Cisco-Talos / clamav

ClamAV - Documentation is here: https://docs.clamav.net
https://www.clamav.net/
GNU General Public License v2.0
4.21k stars 686 forks source link

Scanning big PPTX file is very slow #1139

Open JustinasKO opened 8 months ago

JustinasKO commented 8 months ago

Describe the bug

ClamAV 1.2.1/27129/Wed Dec 20 11:38:37 2023

Then running scan on bigger container files like pptx, scan takes ages. For example 75Mb pptx file on my MacBook pro with M2 chip usually takes ~70s. No matter if multithreading is enabled or not it always uses 99% of single cpu and clamdtop shows that scan uses 1 thread. Scan is even slower when running on intel cpu VM's in AWS EC2 instances with very little difference on instance types etc even on faster compute oriented types.
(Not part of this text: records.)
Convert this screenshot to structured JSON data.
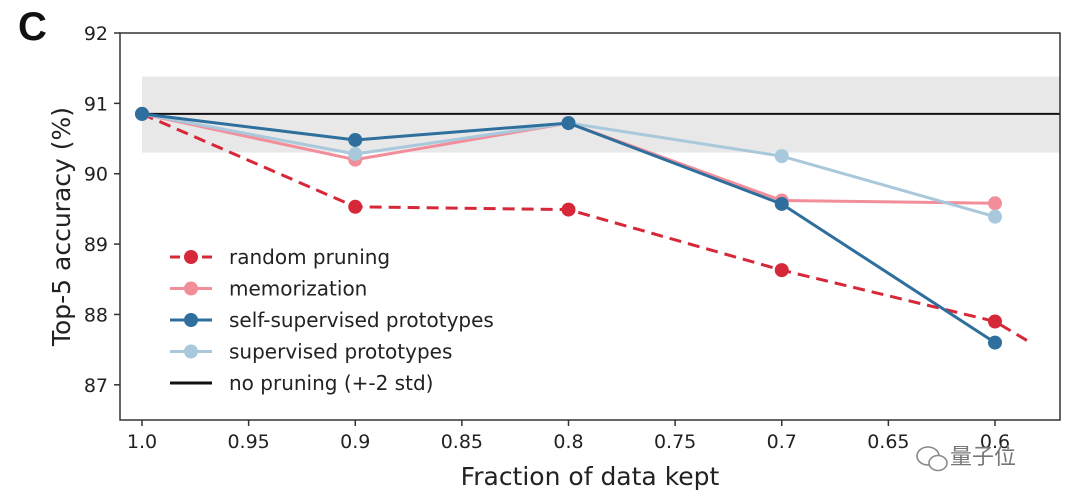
{
  "panel_label": "C",
  "watermark": "量子位",
  "chart_data": {
    "type": "line",
    "title": "",
    "xlabel": "Fraction of data kept",
    "ylabel": "Top-5 accuracy (%)",
    "x_ticks": [
      "1.0",
      "0.95",
      "0.9",
      "0.85",
      "0.8",
      "0.75",
      "0.7",
      "0.65",
      "0.6"
    ],
    "y_ticks": [
      "87",
      "88",
      "89",
      "90",
      "91",
      "92"
    ],
    "xlim": [
      1.0,
      0.585
    ],
    "ylim": [
      86.5,
      92.0
    ],
    "x": [
      1.0,
      0.9,
      0.8,
      0.7,
      0.6
    ],
    "series": [
      {
        "name": "random pruning",
        "color": "#d62839",
        "dashed": true,
        "values": [
          90.85,
          89.53,
          89.49,
          88.63,
          87.9
        ],
        "extend_to": [
          0.585,
          87.63
        ]
      },
      {
        "name": "memorization",
        "color": "#f28e9a",
        "dashed": false,
        "values": [
          90.85,
          90.2,
          90.72,
          89.62,
          89.58
        ]
      },
      {
        "name": "self-supervised prototypes",
        "color": "#2e6f9e",
        "dashed": false,
        "values": [
          90.85,
          90.48,
          90.72,
          89.57,
          87.6
        ]
      },
      {
        "name": "supervised prototypes",
        "color": "#a9c8dc",
        "dashed": false,
        "values": [
          90.85,
          90.28,
          90.72,
          90.25,
          89.39
        ]
      }
    ],
    "baseline": {
      "name": "no pruning (+-2 std)",
      "value": 90.85,
      "band": [
        90.3,
        91.38
      ],
      "color": "#111111",
      "band_color": "#e8e8e8"
    }
  }
}
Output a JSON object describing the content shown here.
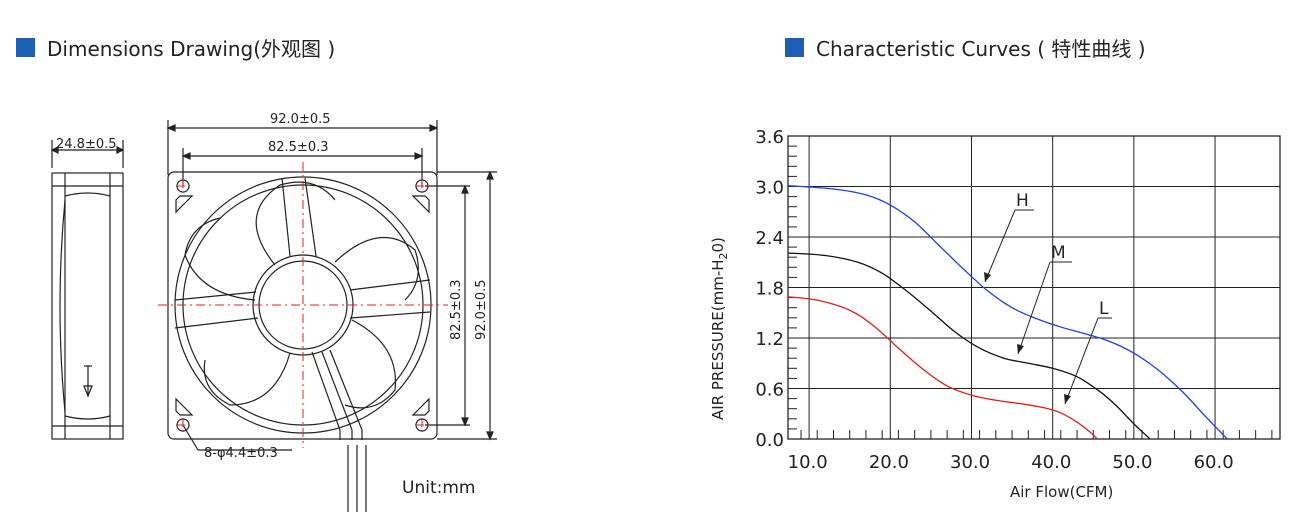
{
  "colors": {
    "accent": "#1d5fb4",
    "H": "#1f3fe6",
    "M": "#111111",
    "L": "#e02020",
    "centerline": "#e02020"
  },
  "dimensions": {
    "heading": "Dimensions Drawing(外观图 )",
    "thickness": "24.8±0.5",
    "overall_width": "92.0±0.5",
    "hole_spacing_width": "82.5±0.3",
    "hole_spacing_height": "82.5±0.3",
    "overall_height": "92.0±0.5",
    "holes": "8-φ4.4±0.3",
    "unit": "Unit:mm"
  },
  "chart": {
    "heading": "Characteristic Curves ( 特性曲线 )",
    "ylabel": "AIR PRESSURE(mm-H",
    "ylabel_sub": "2",
    "ylabel_tail": "0)",
    "xlabel": "Air Flow(CFM)",
    "curve_labels": [
      "H",
      "M",
      "L"
    ]
  },
  "chart_data": {
    "type": "line",
    "xlabel": "Air Flow(CFM)",
    "ylabel": "AIR PRESSURE(mm-H2O)",
    "xlim": [
      2.4,
      63.0
    ],
    "ylim": [
      0.0,
      3.6
    ],
    "x_ticks": [
      10.0,
      20.0,
      30.0,
      40.0,
      50.0,
      60.0
    ],
    "x_tick_labels": [
      "10.0",
      "20.0",
      "30.0",
      "40.0",
      "50.0",
      "60.0"
    ],
    "y_ticks": [
      0.0,
      0.6,
      1.2,
      1.8,
      2.4,
      3.0,
      3.6
    ],
    "y_tick_labels": [
      "0.0",
      "0.6",
      "1.2",
      "1.8",
      "2.4",
      "3.0",
      "3.6"
    ],
    "grid": true,
    "series": [
      {
        "name": "H",
        "x": [
          2.4,
          8.0,
          12.0,
          15.0,
          18.0,
          21.0,
          24.0,
          27.0,
          30.0,
          33.0,
          36.0,
          39.0,
          42.0,
          45.0,
          48.0,
          51.0,
          54.0,
          56.5
        ],
        "y": [
          3.01,
          2.97,
          2.9,
          2.78,
          2.58,
          2.3,
          2.02,
          1.76,
          1.56,
          1.43,
          1.33,
          1.25,
          1.16,
          1.02,
          0.82,
          0.56,
          0.25,
          0.0
        ]
      },
      {
        "name": "M",
        "x": [
          2.4,
          7.0,
          11.0,
          14.0,
          17.0,
          20.0,
          23.0,
          26.0,
          29.0,
          32.0,
          35.0,
          38.0,
          41.0,
          43.0,
          45.0,
          47.0
        ],
        "y": [
          2.21,
          2.18,
          2.1,
          1.97,
          1.76,
          1.52,
          1.27,
          1.08,
          0.96,
          0.9,
          0.84,
          0.74,
          0.55,
          0.38,
          0.18,
          0.0
        ]
      },
      {
        "name": "L",
        "x": [
          2.4,
          6.0,
          10.0,
          13.0,
          16.0,
          19.0,
          22.0,
          25.0,
          28.0,
          31.0,
          34.0,
          36.0,
          38.0,
          39.5,
          40.5
        ],
        "y": [
          1.69,
          1.65,
          1.53,
          1.34,
          1.08,
          0.83,
          0.63,
          0.52,
          0.46,
          0.42,
          0.37,
          0.31,
          0.2,
          0.09,
          0.0
        ]
      }
    ]
  }
}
➜  ~ clamdscan ~/Downloads/test_presentation.pptx
/Users/me/Downloads/test_presentation.pptx: OK

----------- SCAN SUMMARY -----------
Infected files: 0
Time: 69.083 sec (1 m 9 s)
Start Date: 2023:12:22 15:25:49
End Date:   2023:12:22 15:26:58

If file is unarchived (unzip utility takes 1-2s) first and directory test_presentation created. running scan with single thread on that dir takes ~16s

➜  ~ clamdscan ~/Downloads/test_presentation/   
/Users/me/Downloads/test_presentation: OK

----------- SCAN SUMMARY -----------
Infected files: 0
Time: 16.110 sec (0 m 16 s)
Start Date: 2023:12:22 16:09:34
End Date:   2023:12:22 16:09:50

And finally same directory with multithreading enabled (10 treads) ~3s clamdtop shows all 10 threads utilised

➜  ~ clamdscan ~/Downloads/test_presentation/ -m
/Users/me/Downloads/test_presentation: OK

----------- SCAN SUMMARY -----------
Infected files: 0
Time: 3.168 sec (0 m 3 s)
Start Date: 2023:12:22 16:04:20
End Date:   2023:12:22 16:04:24

Why ClamAV not utilising multithreading on container type files? Can this be somehow configured? is there any plans on improving container type file scan performance?

How to reproduce the problem

Can't share exact file here but please contact me to get it privately.

ragusaa commented 8 months ago

Hi,

Thank you for the report. I am creating a ticket internally to track this issue, and will let you know when it's scheduled. I am reaching out to ask for this file.

Thanks, Andy

micahsnyder commented 6 months ago

Checking in on this. @JustinasKO were you able to share the file with @ragusaa? You may try sharing it via direct message on Discord: https://docs.clamav.net/#chat

It's hard to say what is causing scan performance issues with this file. We'll need to test it. Without this, there isn't much to be done for your specific request.

On a related topic: There some concerns over scan performance with images due to a few bytecode signatures that take a relatively long time to run. These are:

I'm looking into having these removed as the CVE's are ~7 years old now and no one should be affected anymore. I'm hopeful this will improve scan performance for files with a lot of JPEG attachments.

You asked about multithreading. ClamD supports concurrent scans of multiple files when scanning a directory given a file path, and supports multiple threads when multiple clients simultaneously request scans.
However, files extracted from archives are not multithreaded. It would require a large redesign of multiple internal components to support concurrency in scanning embedded/extracted content.